The 22-year-old elephant can reproduce five Korean words by tucking his trunk inside his mouth to modulate the sound, the scientists said in a joint paper published online in Current Biology.

Koshik can reproduce "annyeong" (hello), "anja" (sit down), "aniya" (no), "nuwo" (lie down) and "joa" (good), the paper says.

One of the researchers said there is no conclusive evidence that Koshik understands the sounds he makes, although the elephant does respond to words like "anja."

Vocal imitation of other species has been found in mockingbirds, parrots and mynahs. But the paper says Koshik's case represents "a wholly novel method of vocal production" because he uses his trunk to reproduce human speech.

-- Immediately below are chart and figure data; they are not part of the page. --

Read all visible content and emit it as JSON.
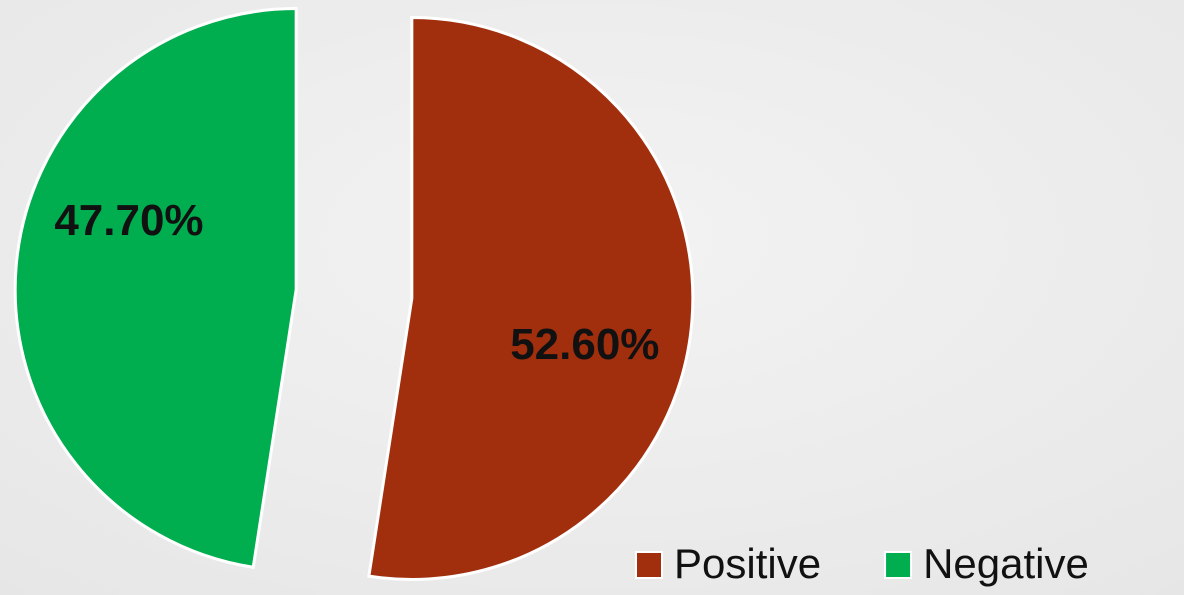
{
  "chart_data": {
    "type": "pie",
    "categories": [
      "Positive",
      "Negative"
    ],
    "values": [
      52.6,
      47.7
    ],
    "value_labels": [
      "52.60%",
      "47.70%"
    ],
    "colors": [
      "#a12f0e",
      "#00ad4f"
    ],
    "legend": "bottom-right"
  }
}
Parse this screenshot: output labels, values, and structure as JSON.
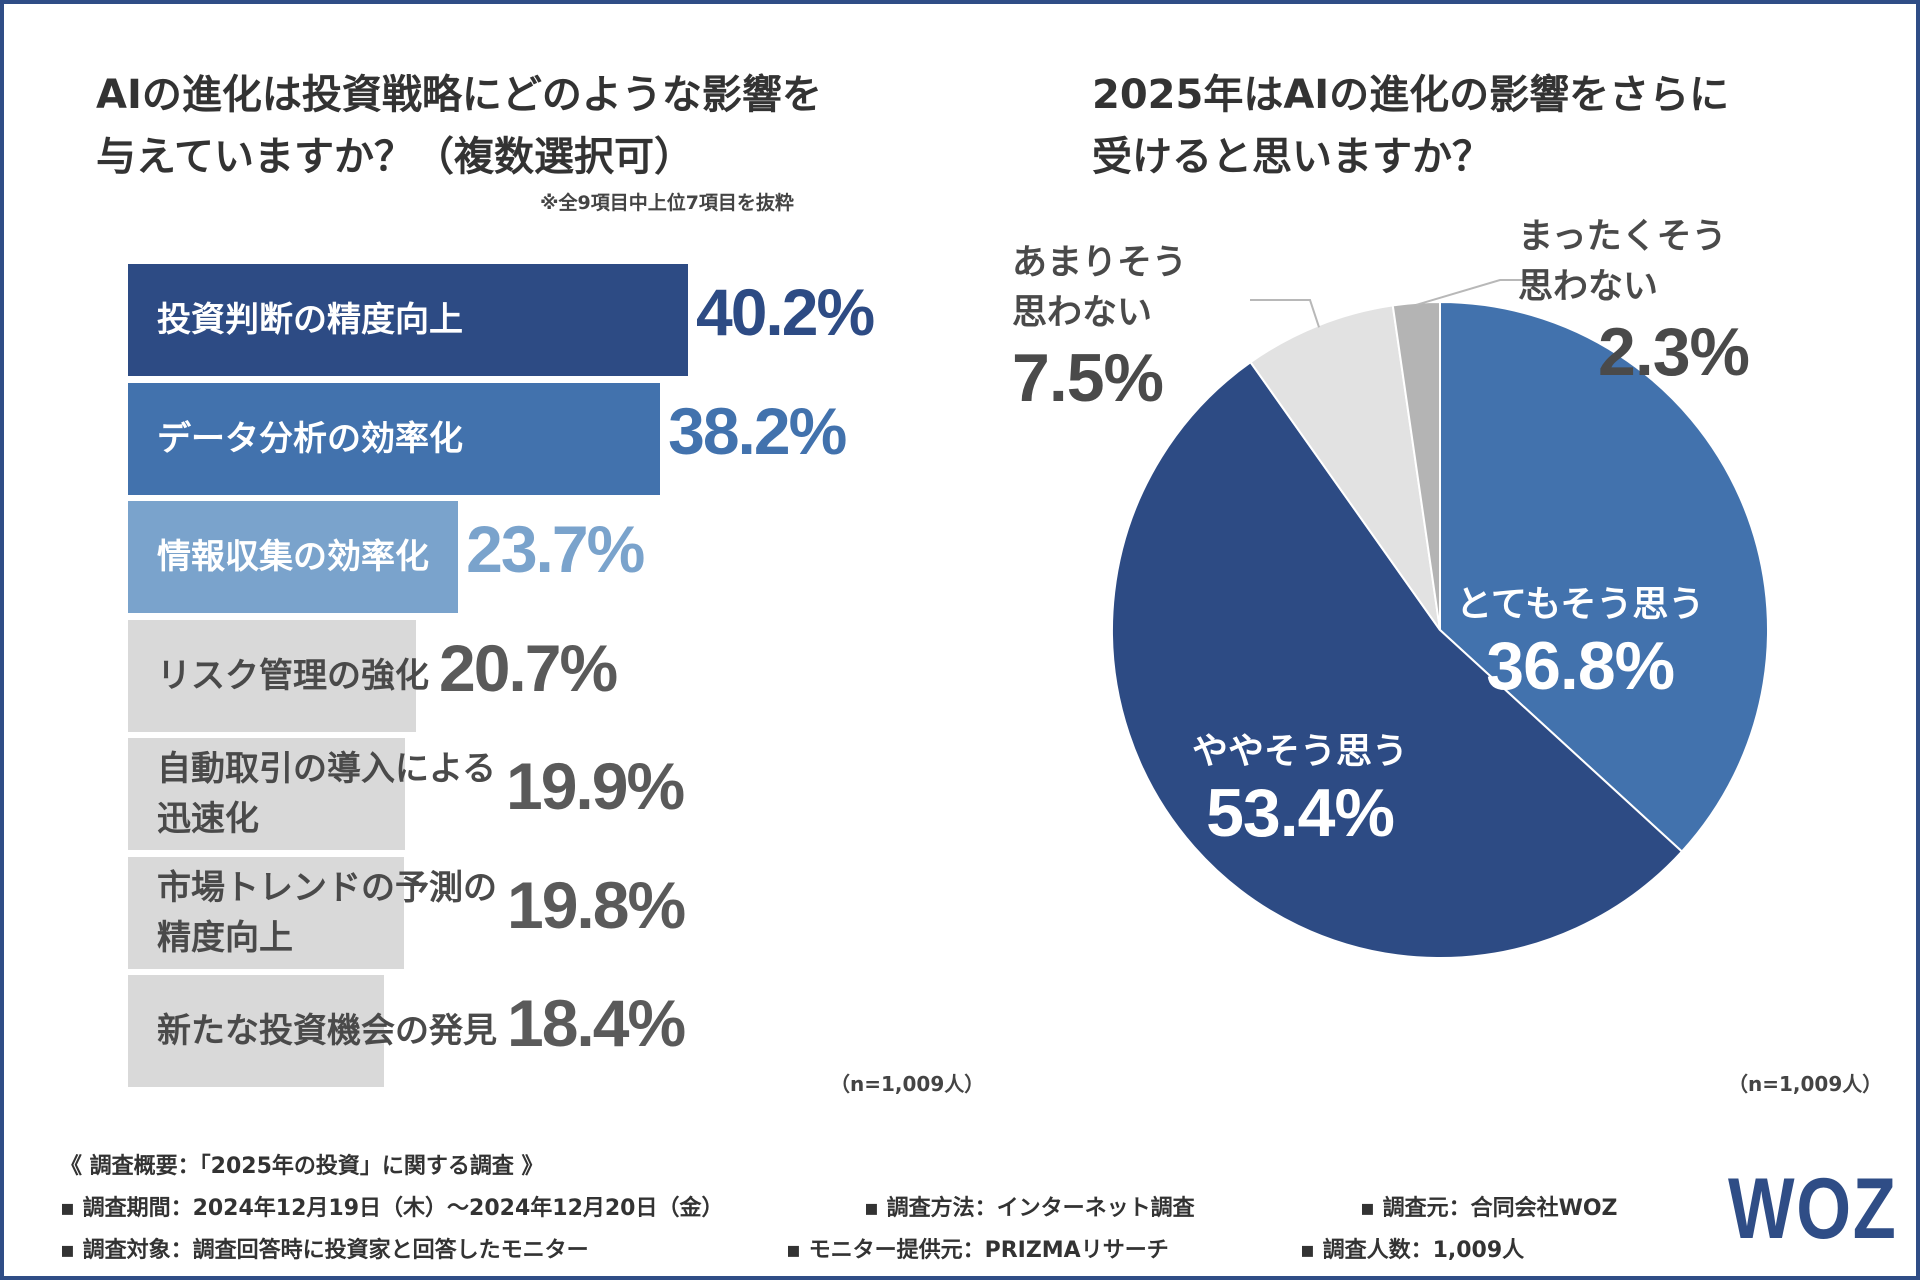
{
  "left_chart": {
    "title_line1": "AIの進化は投資戦略にどのような影響を",
    "title_line2": "与えていますか？（複数選択可）",
    "note": "※全9項目中上位7項目を抜粋",
    "n_note": "（n=1,009人）"
  },
  "right_chart": {
    "title_line1": "2025年はAIの進化の影響をさらに",
    "title_line2": "受けると思いますか？",
    "n_note": "（n=1,009人）"
  },
  "chart_data": [
    {
      "type": "bar",
      "orientation": "horizontal",
      "title": "AIの進化は投資戦略にどのような影響を与えていますか？（複数選択可）",
      "categories": [
        "投資判断の精度向上",
        "データ分析の効率化",
        "情報収集の効率化",
        "リスク管理の強化",
        "自動取引の導入による迅速化",
        "市場トレンドの予測の精度向上",
        "新たな投資機会の発見"
      ],
      "labels_display": [
        [
          "投資判断の精度向上"
        ],
        [
          "データ分析の効率化"
        ],
        [
          "情報収集の効率化"
        ],
        [
          "リスク管理の強化"
        ],
        [
          "自動取引の導入による",
          "迅速化"
        ],
        [
          "市場トレンドの予測の",
          "精度向上"
        ],
        [
          "新たな投資機会の発見"
        ]
      ],
      "values": [
        40.2,
        38.2,
        23.7,
        20.7,
        19.9,
        19.8,
        18.4
      ],
      "value_labels": [
        "40.2%",
        "38.2%",
        "23.7%",
        "20.7%",
        "19.9%",
        "19.8%",
        "18.4%"
      ],
      "unit": "%",
      "xlim": [
        0,
        100
      ],
      "colors": [
        "#2d4b84",
        "#4272ad",
        "#7aa3cc",
        "#d9d9d9",
        "#d9d9d9",
        "#d9d9d9",
        "#d9d9d9"
      ],
      "value_colors": [
        "#2d4b84",
        "#4272ad",
        "#7aa3cc",
        "#5a5a5a",
        "#5a5a5a",
        "#5a5a5a",
        "#5a5a5a"
      ]
    },
    {
      "type": "pie",
      "title": "2025年はAIの進化の影響をさらに受けると思いますか？",
      "slices": [
        {
          "label": "とてもそう思う",
          "value": 36.8,
          "value_label": "36.8%",
          "color": "#4272ad"
        },
        {
          "label": "ややそう思う",
          "value": 53.4,
          "value_label": "53.4%",
          "color": "#2d4b84"
        },
        {
          "label_lines": [
            "あまりそう",
            "思わない"
          ],
          "label": "あまりそう思わない",
          "value": 7.5,
          "value_label": "7.5%",
          "color": "#e2e2e2"
        },
        {
          "label_lines": [
            "まったくそう",
            "思わない"
          ],
          "label": "まったくそう思わない",
          "value": 2.3,
          "value_label": "2.3%",
          "color": "#b4b4b4"
        }
      ]
    }
  ],
  "footer": {
    "heading": "《 調査概要：「2025年の投資」に関する調査 》",
    "items": [
      "▪ 調査期間：2024年12月19日（木）～2024年12月20日（金）",
      "▪ 調査方法：インターネット調査",
      "▪ 調査元：合同会社WOZ",
      "▪ 調査対象：調査回答時に投資家と回答したモニター",
      "▪ モニター提供元：PRIZMAリサーチ",
      "▪ 調査人数：1,009人"
    ],
    "logo": "WOZ"
  }
}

Experts say he may have started imitating human speech because he was lonely.

Koshik's chief trainer Kim Jong-gab said the elephant was shy for a male when he first came to the zoo. So, trainers slept in the same area with him. Kim says this close human contact helped the elephant. He said he has another phrase he wants to teach Koshik: "Saranghae," which means, "I love you."

The Associated Press contributed to this report.